風疹は成人になってから発症すると、重症化しやすいとされています。また、妊娠中に感染すると胎児が先天性風疹症候群を引き起こし、心臓や目、耳などに障害を持って生まれてしまう恐れがあります。妊娠初期に感染するほど障害がおこる可能性が高まるとされています。1歳になったら速やかに、1期の接種を受けましょう。
子宮頚がん
子宮頸がんは、1年間で10000~15000人もの発症者がおり、約3000人が命を落としているとされている疾患です。子宮頚がんワクチンは、子宮頸がんの予防に有効なワクチンです。接種が広く普及している国では、HPV感染や前がん病変の発生の低下に成功していると報告されています。当院では、有効性の高さから子宮頚がんのワクチン接種を勧めています。接種前には、メリットとリスクについて丁寧に説明していきますので、分からないことがありましたらお気軽にご質問ください。
費用
定期予防接種は無料です。ただし、対象年齢の前または過ぎてから接種を受ける場合や、事前の申請なしにお住まいの市区町村の指定医療機関ではない病院で受けた場合などは、任意接種の扱いとなります。その場合は自費になります。
※注意
予診票の記載内容に間違いや記入漏れがあると、定期予防接種として受けることが難しくなる可能性があります。そうなった場合は定期接種ではなく、任意接種となって支払が発生してしまいます。
よくある質問
予防接種後の副反応ですが、どういった症状が起こりますか?
副反応とは、接種後に生じる反応です。免疫を高める働き以外のものを指します。注射を打った患部の赤みや腫れなどのような軽いものから、アナフィラキシーショックのような重度のものまで、非常に多岐にわたります。患部の痛みやしこり、発熱などが起こるケースもありますが、これらの副反応のほとんどは、数日のうちに解消されます。一般的に普及している定期接種や任意接種で、重い副反応を起こすケースは低いと言われています。
予防接種を受けた後、患部が大きく腫れました。

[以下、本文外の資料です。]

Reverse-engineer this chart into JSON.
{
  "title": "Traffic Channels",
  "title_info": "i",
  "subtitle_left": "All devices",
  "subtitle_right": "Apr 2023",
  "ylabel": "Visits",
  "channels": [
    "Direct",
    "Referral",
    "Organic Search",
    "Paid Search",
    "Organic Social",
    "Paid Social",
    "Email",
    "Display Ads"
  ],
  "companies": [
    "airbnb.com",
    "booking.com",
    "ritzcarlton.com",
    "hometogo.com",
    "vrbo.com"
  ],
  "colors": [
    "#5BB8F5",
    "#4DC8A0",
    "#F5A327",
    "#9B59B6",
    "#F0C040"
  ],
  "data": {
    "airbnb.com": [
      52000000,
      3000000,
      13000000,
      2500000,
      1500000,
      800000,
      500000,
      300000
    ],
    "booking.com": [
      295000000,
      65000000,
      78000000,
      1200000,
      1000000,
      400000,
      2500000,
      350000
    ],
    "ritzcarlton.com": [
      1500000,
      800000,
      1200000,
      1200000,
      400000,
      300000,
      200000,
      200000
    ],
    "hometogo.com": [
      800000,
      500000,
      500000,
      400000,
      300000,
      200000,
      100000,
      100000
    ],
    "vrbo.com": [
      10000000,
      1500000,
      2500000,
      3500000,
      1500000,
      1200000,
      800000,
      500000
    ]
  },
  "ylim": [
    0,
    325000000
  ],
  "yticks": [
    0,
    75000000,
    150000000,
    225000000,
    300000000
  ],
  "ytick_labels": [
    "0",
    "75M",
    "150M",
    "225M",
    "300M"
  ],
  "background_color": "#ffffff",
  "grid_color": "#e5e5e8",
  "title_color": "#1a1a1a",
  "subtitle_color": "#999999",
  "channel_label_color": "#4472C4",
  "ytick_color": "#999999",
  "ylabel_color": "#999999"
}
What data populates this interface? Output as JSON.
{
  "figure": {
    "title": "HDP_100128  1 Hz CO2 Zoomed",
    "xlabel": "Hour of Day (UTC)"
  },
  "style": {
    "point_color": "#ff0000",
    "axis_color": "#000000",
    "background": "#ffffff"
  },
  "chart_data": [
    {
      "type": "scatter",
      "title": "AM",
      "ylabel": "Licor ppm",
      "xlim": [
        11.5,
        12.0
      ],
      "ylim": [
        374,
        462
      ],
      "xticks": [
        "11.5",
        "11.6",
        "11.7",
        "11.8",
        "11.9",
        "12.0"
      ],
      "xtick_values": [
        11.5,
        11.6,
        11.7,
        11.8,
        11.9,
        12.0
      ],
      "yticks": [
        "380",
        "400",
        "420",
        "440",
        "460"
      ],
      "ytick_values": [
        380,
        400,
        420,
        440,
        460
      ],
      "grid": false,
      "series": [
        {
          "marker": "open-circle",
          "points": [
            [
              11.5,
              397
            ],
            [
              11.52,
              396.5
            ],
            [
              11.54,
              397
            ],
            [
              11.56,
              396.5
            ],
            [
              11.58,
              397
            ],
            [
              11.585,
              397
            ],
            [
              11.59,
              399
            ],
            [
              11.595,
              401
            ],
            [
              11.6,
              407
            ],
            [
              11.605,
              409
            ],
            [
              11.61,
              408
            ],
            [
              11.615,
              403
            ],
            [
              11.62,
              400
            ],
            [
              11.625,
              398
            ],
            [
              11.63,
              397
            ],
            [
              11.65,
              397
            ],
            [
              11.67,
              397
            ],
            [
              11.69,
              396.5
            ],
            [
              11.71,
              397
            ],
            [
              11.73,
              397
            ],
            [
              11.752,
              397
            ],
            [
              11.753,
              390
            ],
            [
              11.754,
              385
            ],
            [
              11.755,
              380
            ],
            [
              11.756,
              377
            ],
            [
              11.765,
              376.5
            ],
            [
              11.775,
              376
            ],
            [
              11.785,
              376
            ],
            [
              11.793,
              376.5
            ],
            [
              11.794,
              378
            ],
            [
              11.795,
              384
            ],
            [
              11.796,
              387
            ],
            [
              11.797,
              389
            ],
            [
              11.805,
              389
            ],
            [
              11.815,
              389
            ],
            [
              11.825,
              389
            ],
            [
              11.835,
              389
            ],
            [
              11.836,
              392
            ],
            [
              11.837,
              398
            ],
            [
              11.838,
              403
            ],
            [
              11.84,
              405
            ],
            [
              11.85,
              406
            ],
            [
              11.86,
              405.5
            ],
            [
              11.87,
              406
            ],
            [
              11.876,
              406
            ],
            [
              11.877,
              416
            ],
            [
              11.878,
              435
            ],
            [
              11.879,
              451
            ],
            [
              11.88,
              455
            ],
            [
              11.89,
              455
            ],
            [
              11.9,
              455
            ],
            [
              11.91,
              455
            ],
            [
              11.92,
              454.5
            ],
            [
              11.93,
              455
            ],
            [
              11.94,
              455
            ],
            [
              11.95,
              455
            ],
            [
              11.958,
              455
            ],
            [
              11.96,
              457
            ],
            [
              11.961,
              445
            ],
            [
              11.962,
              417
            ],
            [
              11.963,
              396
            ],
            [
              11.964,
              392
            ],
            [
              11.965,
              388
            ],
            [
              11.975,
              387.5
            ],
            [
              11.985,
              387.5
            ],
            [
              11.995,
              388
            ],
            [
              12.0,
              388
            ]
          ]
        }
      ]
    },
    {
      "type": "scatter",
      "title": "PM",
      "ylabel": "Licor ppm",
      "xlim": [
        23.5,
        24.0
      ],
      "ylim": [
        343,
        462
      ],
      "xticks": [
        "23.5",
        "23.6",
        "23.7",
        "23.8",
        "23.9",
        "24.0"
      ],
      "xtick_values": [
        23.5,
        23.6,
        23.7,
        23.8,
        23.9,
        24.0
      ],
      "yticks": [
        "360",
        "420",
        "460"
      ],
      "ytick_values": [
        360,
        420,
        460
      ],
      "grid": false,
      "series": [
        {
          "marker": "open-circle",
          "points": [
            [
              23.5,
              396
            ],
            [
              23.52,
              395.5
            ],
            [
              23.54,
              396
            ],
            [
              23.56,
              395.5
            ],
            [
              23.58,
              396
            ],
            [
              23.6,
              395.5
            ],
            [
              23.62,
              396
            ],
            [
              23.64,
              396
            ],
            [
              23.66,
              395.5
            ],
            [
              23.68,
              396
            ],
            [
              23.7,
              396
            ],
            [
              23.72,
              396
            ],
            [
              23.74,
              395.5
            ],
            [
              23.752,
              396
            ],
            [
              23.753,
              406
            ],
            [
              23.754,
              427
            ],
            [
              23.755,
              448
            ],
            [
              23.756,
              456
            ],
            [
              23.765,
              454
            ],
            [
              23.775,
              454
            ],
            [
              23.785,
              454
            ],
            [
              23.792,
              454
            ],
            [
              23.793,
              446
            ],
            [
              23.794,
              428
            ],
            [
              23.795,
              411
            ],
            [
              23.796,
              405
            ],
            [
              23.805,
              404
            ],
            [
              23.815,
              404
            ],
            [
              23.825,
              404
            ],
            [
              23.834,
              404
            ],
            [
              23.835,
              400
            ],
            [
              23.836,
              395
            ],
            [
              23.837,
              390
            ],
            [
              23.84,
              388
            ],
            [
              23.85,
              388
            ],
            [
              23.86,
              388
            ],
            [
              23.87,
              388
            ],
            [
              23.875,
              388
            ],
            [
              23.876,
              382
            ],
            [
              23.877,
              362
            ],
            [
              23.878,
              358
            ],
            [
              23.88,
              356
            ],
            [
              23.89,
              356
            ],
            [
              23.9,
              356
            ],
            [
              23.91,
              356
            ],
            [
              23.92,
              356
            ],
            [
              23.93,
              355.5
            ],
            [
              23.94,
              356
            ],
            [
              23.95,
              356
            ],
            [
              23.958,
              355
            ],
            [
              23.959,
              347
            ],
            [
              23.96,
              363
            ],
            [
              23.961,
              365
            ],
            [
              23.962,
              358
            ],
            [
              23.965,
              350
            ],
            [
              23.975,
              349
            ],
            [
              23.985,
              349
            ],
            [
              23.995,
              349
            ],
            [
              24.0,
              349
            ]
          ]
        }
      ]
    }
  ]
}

受診した方が良いのでしょうか?
腫れは数日程度でひくことが多いので、ご安心ください。
接種を受けた後に熱が出ました。受診した方が良いのでしょうか?
元気そうにしていて水分摂取もできている状態でしたら、いったん様子を見てください。もし、ぐったりしていたり呼吸が荒くなったり、けいれんを起こしたりした場合は、迷わず救急外来を受診してください。予防接種と風邪などによる発熱が同時に重なった可能性も考えられますので、きちんと症状をチェックしてから医療機関へ相談してください。
副反応の発熱は接種してから、何時間後に起こりますか?
生ワクチンの場合は、2週間以内に発熱が起こります。不活化ワクチンの場合は接種してから24時間以内に発熱が起こり、48時間のうちに熱が下がることが多いです。
同時接種のリスクについて教えてください。
同時接種でも単独接種でも、副反応や接種効果の大きさはほとんど変わらないと言われています。むしろ同時接種の方がスケジュールの調整が簡単に行いやすく、かつ必要な免疫を早く得られるというメリットがあります。実際に日本小児科学会でも、同時接種が勧められています。
予防接種を受けた日に、お風呂に入っても大丈夫でしょうか?
接種してから1時間以上経っていましたら、お風呂に入っても問題ありません。ただし、接種部位を擦ったり揉んだり、押したりしないでください。
卵アレルギーを持っていますが、インフルエンザワクチンの接種は受けられますか?
インフルエンザワクチンにはごくわずかな量の卵成分しか入っていません。そのわずかな卵にも反応する重度の卵アレルギーではなく、軽度の卵アレルギーでしたら、問題なく接種が受けられます。ただし、接種前には医師に、卵の摂取によってどういった症状が現れたのかをきちんと伝える必要があります。
BCGを受けてから数日後に、接種部位が赤く腫れてしまいました。受診した方が良いでしょうか?
通常、BCGの接種部位の赤みは、接種してから1~2日以内に消失します。そこから10日~2週間後に、赤みや腫れが再び現れます。接種後7日以内に化膿した場合は、結核の感染が疑われます。その場合は速やかに受診しましょう。
BCG接種後に、脇の下が腫れてしこりができました。受診した方が良いでしょうか?
BCGの接種を受けた後、脇の下にしこりができる確率は1%とされています。2cm以下でしたら1年程かけて自然と縮小していきます。ただし、2cm以上ある場合や、他に心配な点がある場合は当院へ受診してください。